In relation to the Electoral Commission's financial position, I understand there has been an additional $58 million over four years to maintain the commission's operating capacity in support of electoral participation. In terms of departmental resourcing over forward estimates, it goes from $125.1 million in 2012-13 to $239.6 million in 2013-14, which I assume is as a result of an anticipated electoral event occurring in that year. Can the minister outline to the House strategies that he is aware of that the commission is undertaking in relation to improving electoral participation as a result of funding that has been provided? Are there any figures that he can enlighten the parliament on and are there any targets that have been set or any benchmarking?

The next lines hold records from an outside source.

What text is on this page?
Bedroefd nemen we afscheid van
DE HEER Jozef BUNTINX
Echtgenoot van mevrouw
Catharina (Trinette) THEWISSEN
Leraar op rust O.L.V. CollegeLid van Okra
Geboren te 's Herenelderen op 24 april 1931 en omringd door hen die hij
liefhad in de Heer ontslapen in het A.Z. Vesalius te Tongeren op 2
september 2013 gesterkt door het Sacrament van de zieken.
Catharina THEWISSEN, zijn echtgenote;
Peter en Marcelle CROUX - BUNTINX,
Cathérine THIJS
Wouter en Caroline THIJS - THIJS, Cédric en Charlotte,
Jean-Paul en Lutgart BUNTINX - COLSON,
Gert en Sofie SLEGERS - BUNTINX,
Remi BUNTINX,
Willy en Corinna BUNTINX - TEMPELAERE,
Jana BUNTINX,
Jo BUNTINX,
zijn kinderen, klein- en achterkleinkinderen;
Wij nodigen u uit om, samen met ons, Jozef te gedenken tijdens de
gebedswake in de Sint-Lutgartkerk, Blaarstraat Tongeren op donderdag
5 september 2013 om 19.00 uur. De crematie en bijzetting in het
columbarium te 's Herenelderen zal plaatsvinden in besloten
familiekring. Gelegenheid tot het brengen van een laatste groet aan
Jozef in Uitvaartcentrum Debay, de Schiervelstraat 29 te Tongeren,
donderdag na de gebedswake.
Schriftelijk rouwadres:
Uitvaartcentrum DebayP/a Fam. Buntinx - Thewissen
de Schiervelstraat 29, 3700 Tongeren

Finally, Senator Carol Brown and I met with representatives from Blind Citizens Australia and Vision Australia yesterday. That was a very fruitful meeting. As I understand it, there has been collaboration with those groups and the Australian Electoral Commission to build on improvements to the electoral system that would assist those groups. I understand that there are some differences of opinion. I am interested as to the cost, because in their submission to me they say that the iVote system that was used in the last New South Wales election is one that they were very happy with. They are not particularly happy with going back to a human call centre operation. I wonder what the funding implications would be, if the minister has figures, in relation to that, if the Commonwealth were to adopt an iVote system, which would pick up blind and visually impaired but I assume could be extended to other people.